Holmes whistled. “The drama has come to a crisis, and quicker than I had expected. There is a great driving-power at the back of this business, Watson, which does not surprise me after what I have heard. This Sutro, of course, is her lawyer. I made a mistake, I fear, in not asking you to spend the night on guard. This fellow has clearly proved a broken reed. Well, there is nothing for it but another journey to Harrow Weald.”
We found The Three Gables a very different establishment to the orderly household of the previous day. A small group of idlers had assembled at the garden gate, while a couple of constables were examining the windows and the geranium beds. Within we met a gray old gentleman, who introduced himself as the lawyer together with a bustling, rubicund inspector, who greeted Hoimes as an old friend.
“Well, Mr. Holmes, no chance for you in this case, I’m afraid. Just a common, ordinary burglary, and well within the capacity of the poor old police. No experts need apply.”
“I am sure the case is in very good hands,” said Holmes. “Merely a common burglary, you say?”
“Quite so. We know pretty well who the men are and where to find them. It is that gang of Barney Stockdale, with the big nigger in it– they’ve been seen about here.”
“Excellent! What did they get?”
“Well, they don’t seem to have got much. Mrs. Maberley was chloroformed and the house was–Ah! here is the lady herself.”
Our friend of yesterday, looking very pale and ill, had entered the room, leaning upon a little maidservant.
“You gave me good advice, Mr. Holmes,” said she, smiling ruefully. “Alas, I did not take it! I did not wish to trouble Mr. Sutro, and so I was unprotected.”
“I only heard of it this morning,” the lawyer explained.
“Mr. Holmes advised me to have some friend in the house. I neglected his advice, and I have paid for it.”
“You look wretchedly ill,” said Holmes. “Perhaps you are hardly equal to telling me what occurred.”
“It is all here,” said the inspector, tapping a bulky notebook.
“Still, if the lady is not too exhausted–”

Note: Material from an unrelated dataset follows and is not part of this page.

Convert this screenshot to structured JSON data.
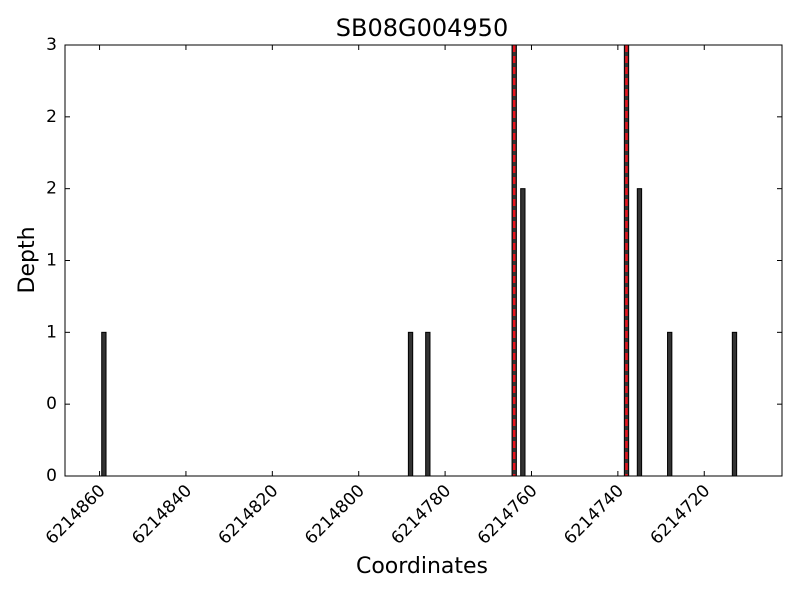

“There is really so little to tell. I have no doubt that wicked Susan had planned an entrance for them. They must have known the house to an inch. I was conscious for a moment of the chloroform rag which was thrust over my mouth, but I have no notion how long I may have been senseless. When I woke, one man was at the bedside and another was rising with a bundle in his hand from among my son’s baggage, which was partially opened and littered over the floor. Before he could get away I sprang up and seized him.”
“You took a big risk,” said the inspector.
“I clung to him, but he shook me off, and the other may have struck me, for I can remember no more. Mary the maid heard the noise and began screaming out of the window. That brought the police, but the rascals had got away.”
“What did they take?”
“Well, I don’t think there is anything of value missing. I am sure there was nothing in my son’s trunks.”
“Did the men leave no clue?”
“There was one sheet of paper which I may have torn from the man that I grasped. It was lying all crumpled on the floor. It is in my son’s handwriting.”
“Which means that it is not of much use,” said the inspector. “Now if it had been in the burglar’s–”
“Exactly,” said Holmes. “What rugged common sense! None the less, I should be curious to see it.”
The inspector drew a folded sheet of foolscap from his pocketbook.
“I never pass anything, however trifling,” said he with some pomposity. “That is my advice to you, Mr. Holmes. In twentyfive years’ experience I have learned my lesson. There is always the chance of finger-marks or something.”